The Slay Fund for Social Justice gave me the opportunity to travel back to Uganda over the J-term of my senior year. Thanks to the Slay’s generosity, I was able to re-engage and continue to work with our Ugandan friends and colleagues. While in country, I helped set the groundwork for a student healthcare shadowing program at local clinics and NGOs. In the summer of 2015, two Drake students were able to participate in this program.

In addition, I was able to contribute to the lengthy project of establishing a health clinic in the rural village of Kikandwa, Uganda. International development and health care are extremely complicated fields; I am no expert. However, thanks to the generosity of the Slays, I was able to learn in-country from Ugandan doctors, architects, and entrepreneurs, as well as contribute in small ways to the health clinic.

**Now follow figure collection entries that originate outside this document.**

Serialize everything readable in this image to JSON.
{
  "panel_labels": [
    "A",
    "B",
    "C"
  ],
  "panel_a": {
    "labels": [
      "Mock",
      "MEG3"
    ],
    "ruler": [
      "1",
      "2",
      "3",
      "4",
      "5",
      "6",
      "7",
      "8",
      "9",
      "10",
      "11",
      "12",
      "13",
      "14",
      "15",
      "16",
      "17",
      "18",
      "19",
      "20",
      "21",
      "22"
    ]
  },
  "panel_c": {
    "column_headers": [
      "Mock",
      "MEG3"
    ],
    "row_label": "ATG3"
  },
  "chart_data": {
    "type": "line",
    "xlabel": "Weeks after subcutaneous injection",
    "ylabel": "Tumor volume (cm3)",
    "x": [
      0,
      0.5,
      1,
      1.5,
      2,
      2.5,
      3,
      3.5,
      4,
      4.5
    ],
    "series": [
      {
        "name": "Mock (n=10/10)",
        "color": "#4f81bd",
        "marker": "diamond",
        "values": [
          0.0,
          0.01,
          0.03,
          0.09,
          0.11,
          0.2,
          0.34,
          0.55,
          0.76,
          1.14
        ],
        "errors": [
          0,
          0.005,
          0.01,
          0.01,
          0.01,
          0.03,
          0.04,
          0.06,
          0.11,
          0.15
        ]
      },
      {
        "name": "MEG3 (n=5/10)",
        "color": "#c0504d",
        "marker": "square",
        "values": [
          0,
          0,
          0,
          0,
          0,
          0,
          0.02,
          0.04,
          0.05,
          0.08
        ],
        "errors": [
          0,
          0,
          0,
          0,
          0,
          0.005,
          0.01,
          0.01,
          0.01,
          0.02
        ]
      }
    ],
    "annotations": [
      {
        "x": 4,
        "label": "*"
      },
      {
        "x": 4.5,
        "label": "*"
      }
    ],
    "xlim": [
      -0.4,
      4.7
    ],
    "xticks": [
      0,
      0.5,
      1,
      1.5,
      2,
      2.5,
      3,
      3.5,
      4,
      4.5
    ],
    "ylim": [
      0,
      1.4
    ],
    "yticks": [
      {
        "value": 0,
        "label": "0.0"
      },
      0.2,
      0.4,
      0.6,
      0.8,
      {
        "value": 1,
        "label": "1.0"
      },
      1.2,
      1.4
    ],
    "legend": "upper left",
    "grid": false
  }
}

I strongly believe that health is a human right. Many of the people of Kikandwa, as well as many other Ugandans, are unable to access quality, life-saving health care. I hope that these projects will make a small contribution towards health equity in Uganda.

For more information about the work that Drake students, professors, and Ugandans continue to undertake, check out


-McKenzie Leier


The Slay Fund allowed me to develop amazing relationships within a rural community half way around the world in Uganda. During the summer after my sophomore year at Drake, I received full funding to live in the village of Kikandwa for a month to conduct a basic health care needs assessment within the community. While my experience were structured around the goals outlined in my proposal, many of my unforgettable experiences fell outside of these preconceived bullet points. During my last night in the village, I ended my final blog post saying, "For now, I must get back to my last matooke-filled meal, my last cutthroat game of Ludo, my last laughter-filled conversation with the Galabuzi family, and my last few moments in Kikandwa…at least until next time." It was that night I realized just how fortunate I was to have been able to experience an incredible culture, gain an amazing second family, and do all this while partnering with the community to work towards the expansion of health care in the area. Moreover, "...until next time" correctly foreshadowed my return to Uganda a year and a half later, again made possible by the Slay Fund's support. As a current first year medical student in Chicago, I look back on my undergraduate career and know that I would not be in the position I am today without the Slay Fund.  

P.S. I will likely return to Uganda this summer for clinical research with a UIC physician. Jangu tugende!